Second, the e-mail responses were sufficient evidence to conclude both that the minor was not currently enrolled in the tribe and that enrollment in the tribe was required for membership. In the initial e-mail, a tribal representative told the Department that although minor was not in their system, he would “be eligible to enroll [in] the Choctaw Tribe and become [a] member[ ].” To do so, he “would have to complete the attached application and provide required documents.” These written statements indicate that minor would need to complete an enrollment application before becoming a member of the tribe.

Moreover, in a later report, the Department inquired with the tribe about mother’s enrollment application and was told it was missing key documents. A social worker asked if minor “could be enrolled in the tribe without the mother being enrolled,” and was told the tribe would still need to have mother’s birth certificate on file. The tribal representative explained that “once the mother and child are enrolled, . . . the tribe will intervene as a third party however will likely not request to take jurisdiction and will reserve that right.” Because intervention would only be permitted once the minor was determined to be an Indian child, and the minor would only be an Indian child once he or mother became a member of a tribe, the representative’s statement supported the conclusion that membership was contingent on the successful completion of the enrollment applications. (25 U.S.C. § 1903(4); §§ 224.1, subd. (a), 224.4.) Thus, it was appropriate for the juvenile court to conclude minor was not yet a member of the tribe and the ICWA did not apply. (See § 224.2, subd. (h); In re K.P. (2015) 242 Cal.App.4th 1063, 1072.)

We note that the “juvenile court has an affirmative and continuing duty in all dependency proceedings to inquire into a child’s Indian status” (In re Isaiah W. (2016) 1 Cal.5th 1, 14), and minor’s status as a non-Indian child may change in the future. (Id. at pp. 11-12.) The Department has been working with the Choctaw Nation of Oklahoma to facilitate mother and minor’s enrollment applications, and the juvenile court left open the possibility the ICWA may apply if it receives “new evidence or information.” We encourage the Department and juvenile court to remain mindful of their continuing responsibilities under the ICWA, and our opinion should not be read to preclude or limit any tribe’s rights or remedies for the remainder of the case.

DISPOSITION

The orders of the juvenile court are affirmed.

KRAUSE , J.

We concur:

RAYE , P. J.

HULL , J.


[1] Undesignated statutory references are to the Welfare and Institutions Code.
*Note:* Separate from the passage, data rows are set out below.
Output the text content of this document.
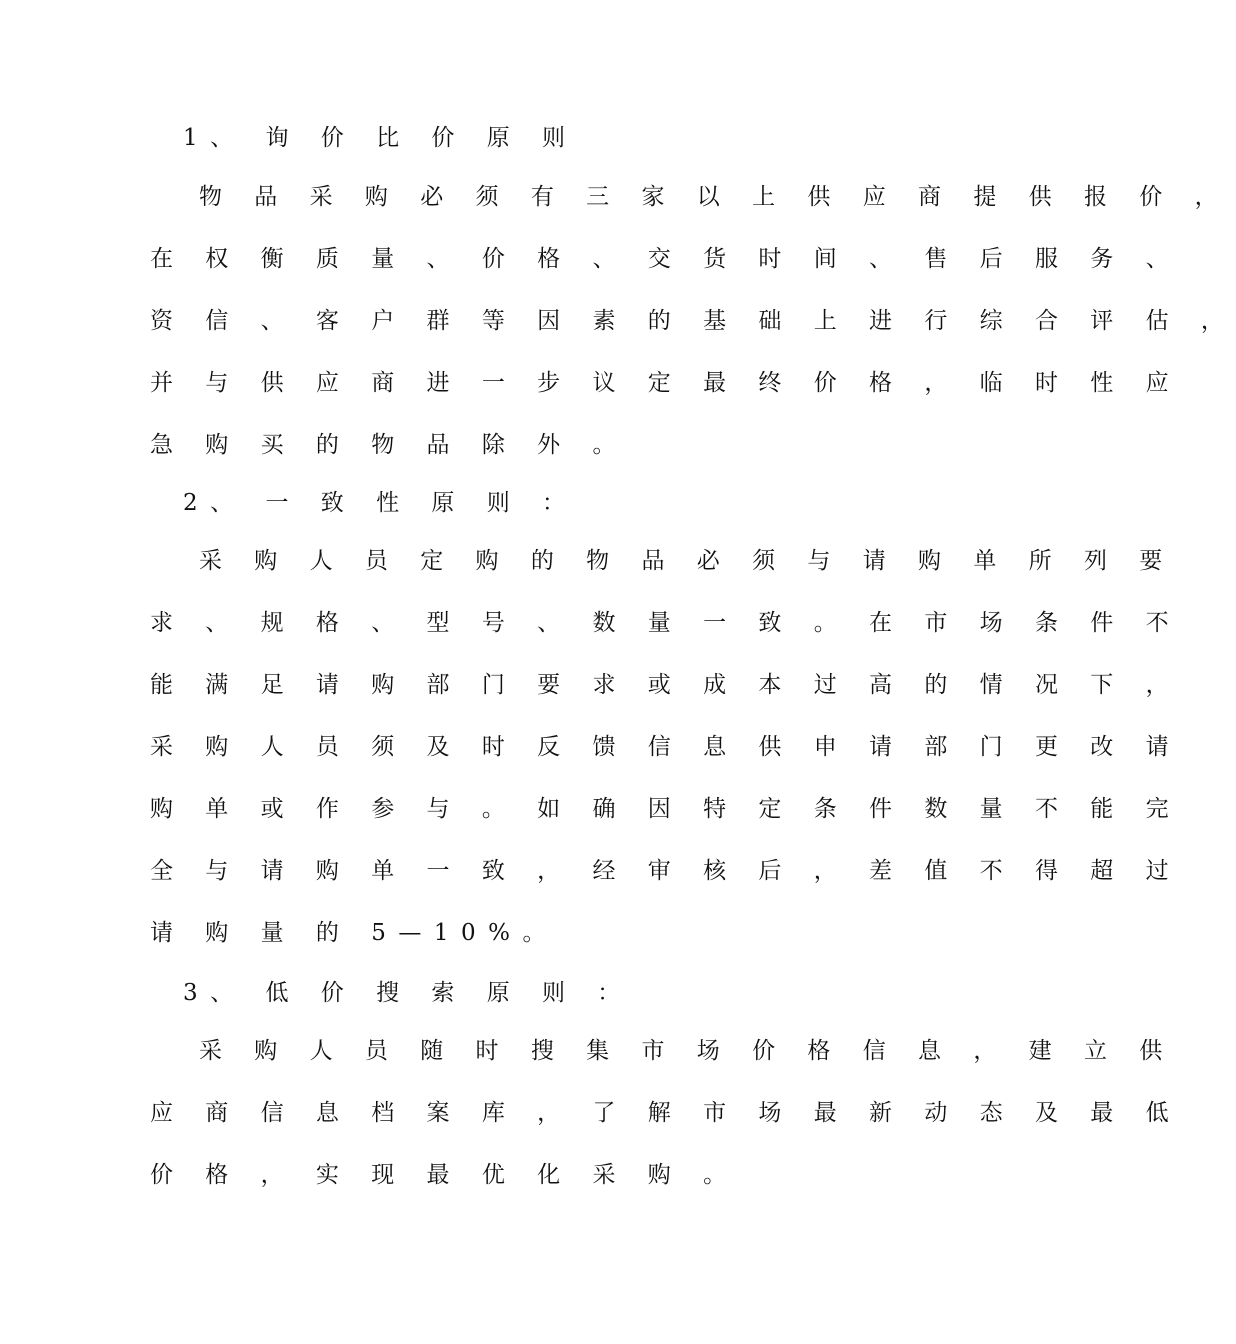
1、 询 价 比 价 原 则
物 品 采 购 必 须 有 三 家 以 上 供 应 商 提 供 报 价 ，
在 权 衡 质 量 、 价 格 、 交 货 时 间 、 售 后 服 务 、
资 信 、 客 户 群 等 因 素 的 基 础 上 进 行 综 合 评 估 ，
并 与 供 应 商 进 一 步 议 定 最 终 价 格 ， 临 时 性 应
急 购 买 的 物 品 除 外 。
2、 一 致 性 原 则 ：
采 购 人 员 定 购 的 物 品 必 须 与 请 购 单 所 列 要
求 、 规 格 、 型 号 、 数 量 一 致 。 在 市 场 条 件 不
能 满 足 请 购 部 门 要 求 或 成 本 过 高 的 情 况 下 ，
采 购 人 员 须 及 时 反 馈 信 息 供 申 请 部 门 更 改 请
购 单 或 作 参 与 。 如 确 因 特 定 条 件 数 量 不 能 完
全 与 请 购 单 一 致 ， 经 审 核 后 ， 差 值 不 得 超 过
请 购 量 的 5—10%。
3、 低 价 搜 索 原 则 ：
采 购 人 员 随 时 搜 集 市 场 价 格 信 息 ， 建 立 供
应 商 信 息 档 案 库 ， 了 解 市 场 最 新 动 态 及 最 低
价 格 ， 实 现 最 优 化 采 购 。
[2] Section 224.3, subdivision (a)(5)(A)-(C) includes the name, birth date and birthplace of the Indian child, if known; the name of the Indian tribe; and the names and other identifying information of the Indian child’s biological parents, grandparents, and great-grandparents, if known.

[3] Mother’s opening brief was filed on June 14, 2021, before the Department spoke with the tribal representative, and before the record was augmented with this information. Even assuming the Department initially erred in failing to contact the Jena Band of Choctaw, its later efforts established mother and minor’s lack of membership in that tribe, and any error was thus harmless. (In re A.B. (2008) 164 Cal.App.4th 832, 843; Alicia B. v. Superior Court (2004) 116 Cal.App.4th 856, 867.) Likewise, the juvenile court’s conclusion the Department had conducted a sufficient factual inquiry even absent the contact was, at worst, premature, and not prejudicial.





Description J.S., the minor’s mother, appeals from the juvenile court’s orders exercising dependency jurisdiction and removing the minor from her custody. She argues the Sacramento County Department of Child, Family and Adult Services (the Department) failed to comply with the requirements of the Indian Child Welfare Act (the ICWA) because the Department did not adequately inquire into mother’s claim of possible Choctaw heritage. (25 U.S.C. § 1901 et seq.; Welf. & Inst. Code, § 224.2.) We will affirm the juvenile court’s orders.